Задержанный парень уставился на Антона и отшатнулся назад. Его рука была свободна, а во дворе дома, кажется, кроме пары-тройки человек, вообще никто ничего не понял.
– Быстро за мной! – прямо в лицо парню рыкнул Антон. – Спасаемся, прибьют они тебя за снимки с журнала!
К счастью, паренек соображал быстро. Стоило Антону бросить ему эту фразу и толкнуть его рукой, как паренек послушно рванул с места и помчался вслед за Антоном по улице. Сзади наконец-то заорали угрожающими голосами и затопали ногами. Хлопнула дверца машины, но луч света по полутемной улице не разлился. Хорошо, значит, один на попытку включить фары потерял пару секунд.

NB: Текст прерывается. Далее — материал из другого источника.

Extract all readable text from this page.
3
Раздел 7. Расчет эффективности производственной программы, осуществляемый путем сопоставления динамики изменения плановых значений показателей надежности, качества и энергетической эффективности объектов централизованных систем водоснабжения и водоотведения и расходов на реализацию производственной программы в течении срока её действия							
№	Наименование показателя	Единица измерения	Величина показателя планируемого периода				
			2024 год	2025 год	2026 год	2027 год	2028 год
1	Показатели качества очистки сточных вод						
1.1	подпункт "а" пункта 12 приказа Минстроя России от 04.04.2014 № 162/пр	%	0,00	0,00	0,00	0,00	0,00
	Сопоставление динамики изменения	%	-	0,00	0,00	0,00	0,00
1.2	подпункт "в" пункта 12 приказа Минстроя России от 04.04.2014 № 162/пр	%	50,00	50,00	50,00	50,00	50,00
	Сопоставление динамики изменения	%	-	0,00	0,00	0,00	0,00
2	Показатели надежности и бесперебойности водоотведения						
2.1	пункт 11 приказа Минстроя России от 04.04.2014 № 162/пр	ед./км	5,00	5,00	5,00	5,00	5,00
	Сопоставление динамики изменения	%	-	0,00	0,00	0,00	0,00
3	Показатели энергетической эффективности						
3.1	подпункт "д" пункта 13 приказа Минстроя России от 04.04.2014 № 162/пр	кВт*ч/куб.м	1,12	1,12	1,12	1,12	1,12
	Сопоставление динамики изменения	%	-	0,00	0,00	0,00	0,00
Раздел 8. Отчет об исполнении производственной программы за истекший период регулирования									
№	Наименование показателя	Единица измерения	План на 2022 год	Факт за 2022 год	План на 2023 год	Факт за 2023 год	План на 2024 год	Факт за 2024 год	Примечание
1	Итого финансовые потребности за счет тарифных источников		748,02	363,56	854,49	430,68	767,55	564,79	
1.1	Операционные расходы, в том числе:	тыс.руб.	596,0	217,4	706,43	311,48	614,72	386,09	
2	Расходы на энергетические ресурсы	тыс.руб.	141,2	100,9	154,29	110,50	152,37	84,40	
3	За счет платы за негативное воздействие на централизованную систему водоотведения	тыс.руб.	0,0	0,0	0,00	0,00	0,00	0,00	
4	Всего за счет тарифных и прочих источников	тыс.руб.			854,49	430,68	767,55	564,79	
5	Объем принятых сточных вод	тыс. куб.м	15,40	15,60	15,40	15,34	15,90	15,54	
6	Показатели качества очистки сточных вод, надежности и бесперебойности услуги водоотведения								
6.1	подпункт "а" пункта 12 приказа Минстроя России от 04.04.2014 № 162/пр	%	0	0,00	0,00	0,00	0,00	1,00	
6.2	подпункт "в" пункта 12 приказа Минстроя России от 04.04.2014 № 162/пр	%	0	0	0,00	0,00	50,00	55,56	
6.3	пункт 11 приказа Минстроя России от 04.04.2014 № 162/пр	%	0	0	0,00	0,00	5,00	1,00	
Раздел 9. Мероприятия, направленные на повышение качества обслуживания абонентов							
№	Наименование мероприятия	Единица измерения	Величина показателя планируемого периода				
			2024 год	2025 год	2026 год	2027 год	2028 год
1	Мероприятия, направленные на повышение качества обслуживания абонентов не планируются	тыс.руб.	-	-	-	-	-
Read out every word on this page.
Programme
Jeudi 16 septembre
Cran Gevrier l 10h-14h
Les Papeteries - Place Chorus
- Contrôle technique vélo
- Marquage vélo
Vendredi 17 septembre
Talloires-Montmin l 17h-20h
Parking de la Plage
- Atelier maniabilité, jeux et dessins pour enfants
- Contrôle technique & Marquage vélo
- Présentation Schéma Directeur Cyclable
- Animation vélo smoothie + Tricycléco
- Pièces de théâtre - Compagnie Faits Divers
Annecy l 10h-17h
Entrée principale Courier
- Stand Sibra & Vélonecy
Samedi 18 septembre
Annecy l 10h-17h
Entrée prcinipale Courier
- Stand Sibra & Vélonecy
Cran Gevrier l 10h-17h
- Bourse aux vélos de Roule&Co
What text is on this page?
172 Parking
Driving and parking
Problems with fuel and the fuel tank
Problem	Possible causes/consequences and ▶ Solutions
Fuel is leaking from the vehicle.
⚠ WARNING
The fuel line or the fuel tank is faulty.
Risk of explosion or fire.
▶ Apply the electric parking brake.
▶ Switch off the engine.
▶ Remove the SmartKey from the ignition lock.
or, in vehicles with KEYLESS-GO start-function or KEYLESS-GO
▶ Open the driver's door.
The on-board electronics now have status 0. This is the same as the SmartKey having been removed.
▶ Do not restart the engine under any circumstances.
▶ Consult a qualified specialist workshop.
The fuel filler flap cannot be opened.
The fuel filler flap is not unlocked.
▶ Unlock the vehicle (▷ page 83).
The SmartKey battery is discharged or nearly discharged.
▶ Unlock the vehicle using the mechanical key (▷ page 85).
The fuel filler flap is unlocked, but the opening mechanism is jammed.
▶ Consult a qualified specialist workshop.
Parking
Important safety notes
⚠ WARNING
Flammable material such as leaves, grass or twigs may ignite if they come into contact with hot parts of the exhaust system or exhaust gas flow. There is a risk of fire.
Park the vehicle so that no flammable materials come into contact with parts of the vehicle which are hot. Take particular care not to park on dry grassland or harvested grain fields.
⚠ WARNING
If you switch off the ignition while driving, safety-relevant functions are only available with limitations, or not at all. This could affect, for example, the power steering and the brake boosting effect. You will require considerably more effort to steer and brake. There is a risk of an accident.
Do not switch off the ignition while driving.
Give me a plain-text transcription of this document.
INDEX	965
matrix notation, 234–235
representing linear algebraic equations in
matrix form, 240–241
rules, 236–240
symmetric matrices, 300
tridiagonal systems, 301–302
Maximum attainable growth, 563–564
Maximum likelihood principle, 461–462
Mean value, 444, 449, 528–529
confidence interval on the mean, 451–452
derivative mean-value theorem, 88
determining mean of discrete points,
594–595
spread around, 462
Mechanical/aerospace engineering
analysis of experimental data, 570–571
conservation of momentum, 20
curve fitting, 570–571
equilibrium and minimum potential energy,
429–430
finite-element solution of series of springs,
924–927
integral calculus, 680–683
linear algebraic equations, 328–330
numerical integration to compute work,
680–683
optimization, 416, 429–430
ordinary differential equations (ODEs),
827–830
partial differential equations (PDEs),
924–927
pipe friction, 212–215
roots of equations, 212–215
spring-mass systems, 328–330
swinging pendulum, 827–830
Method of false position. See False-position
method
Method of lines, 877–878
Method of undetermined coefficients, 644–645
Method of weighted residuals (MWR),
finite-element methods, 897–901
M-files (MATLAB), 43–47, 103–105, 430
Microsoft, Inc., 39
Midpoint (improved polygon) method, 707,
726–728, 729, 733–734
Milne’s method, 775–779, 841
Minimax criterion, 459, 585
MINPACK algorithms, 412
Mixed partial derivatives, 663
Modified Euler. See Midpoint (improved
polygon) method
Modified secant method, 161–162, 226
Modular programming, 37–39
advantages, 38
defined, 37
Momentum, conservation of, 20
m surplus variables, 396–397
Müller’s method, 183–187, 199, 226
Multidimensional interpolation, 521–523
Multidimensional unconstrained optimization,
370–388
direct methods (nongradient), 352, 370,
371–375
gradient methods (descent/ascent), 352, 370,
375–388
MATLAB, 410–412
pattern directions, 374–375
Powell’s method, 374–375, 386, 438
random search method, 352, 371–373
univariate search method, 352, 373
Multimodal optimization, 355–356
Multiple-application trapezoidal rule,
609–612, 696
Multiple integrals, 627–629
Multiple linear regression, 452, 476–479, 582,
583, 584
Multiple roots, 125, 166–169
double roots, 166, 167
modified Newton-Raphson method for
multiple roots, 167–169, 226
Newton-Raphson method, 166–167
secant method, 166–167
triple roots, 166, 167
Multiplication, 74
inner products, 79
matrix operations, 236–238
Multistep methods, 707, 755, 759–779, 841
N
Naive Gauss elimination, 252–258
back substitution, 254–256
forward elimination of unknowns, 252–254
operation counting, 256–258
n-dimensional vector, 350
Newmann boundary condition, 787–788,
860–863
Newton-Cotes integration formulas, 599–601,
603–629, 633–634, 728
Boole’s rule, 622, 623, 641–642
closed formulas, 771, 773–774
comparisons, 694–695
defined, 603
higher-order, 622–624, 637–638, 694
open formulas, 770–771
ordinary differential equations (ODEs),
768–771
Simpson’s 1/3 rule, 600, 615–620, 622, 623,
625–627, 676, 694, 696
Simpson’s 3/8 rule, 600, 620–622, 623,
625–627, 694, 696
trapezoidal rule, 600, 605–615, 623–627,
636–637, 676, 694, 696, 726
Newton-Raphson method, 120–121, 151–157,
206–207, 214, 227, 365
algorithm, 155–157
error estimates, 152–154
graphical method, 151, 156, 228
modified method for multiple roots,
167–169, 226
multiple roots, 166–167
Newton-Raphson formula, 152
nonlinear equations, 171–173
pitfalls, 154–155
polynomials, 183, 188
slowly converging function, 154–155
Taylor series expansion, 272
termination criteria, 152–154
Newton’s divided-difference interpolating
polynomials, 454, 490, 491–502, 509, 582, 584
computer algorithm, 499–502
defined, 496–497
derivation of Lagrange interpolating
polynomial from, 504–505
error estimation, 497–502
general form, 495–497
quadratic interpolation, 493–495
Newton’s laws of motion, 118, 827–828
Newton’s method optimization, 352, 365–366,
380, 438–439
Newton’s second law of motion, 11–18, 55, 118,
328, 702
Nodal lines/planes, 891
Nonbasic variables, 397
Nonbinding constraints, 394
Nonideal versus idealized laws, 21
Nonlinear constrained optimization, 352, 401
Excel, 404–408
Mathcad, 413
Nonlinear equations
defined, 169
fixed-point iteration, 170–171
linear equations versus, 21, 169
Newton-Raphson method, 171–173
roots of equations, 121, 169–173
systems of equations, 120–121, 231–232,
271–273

По звуку шагов за спиной Антон определил расстояние до преследователей – метров пять-шесть.
– Впереди переулок… их задержу… – выпалил он. – За кафешкой на улице машина… там мужик, дядя Петя… ждешь меня с ним… Давай!
Он толкнул парня влево, а сам нырнул в темноту еще более узкого переулка. Теперь вниз, к забору, на землю. Пусть они видят темную фигуру и слышат топот. Хрен они, сгоряча и в темноте, сразу поймут, что убегает только один. А если и сообразят, то через пару секунд. Антон полагал, что этих секунд ему будет достаточно.
– Где они? – заорали сверху, и прямо перед Антоном возникла фигура разъяренного оперативника. – Убью, паскуды!
– Не стреляй, ты что! – запыхавшимся голосом крикнул второй, который в переулке еще не появился.
Антон сидел на корточках возле забора, и ноги преследователя находились в каких-то тридцати сантиметрах от его ног. Удержаться от соблазна было очень сложно. И Антон не удержался. Когда оперативник рванул опять набирать скорость, он ударил его ногой на уровне щиколоток. Удар был настолько сильным и неожиданным, что оперативник взвизгнул на выдохе, взмахнул руками и грохнулся плашмя на землю. Антону показалось, что из руки падающего человека вылетело что-то не очень большое и черное. Не пистолет ли?
Думать об этом было некогда. Прямо из положения на корточках он прыгнул и приземлился оперативнику на спину. Короткий удар в затылок, от которого полицейский клюнул носом землю, отправил того в бессознательное состояние. Второй выскочил из-за поворота и чуть было не наступил на груду шевелящихся тел. Он отпрянул, вглядываясь в темноту и пытаясь понять, а не схватил ли его напарник паренька.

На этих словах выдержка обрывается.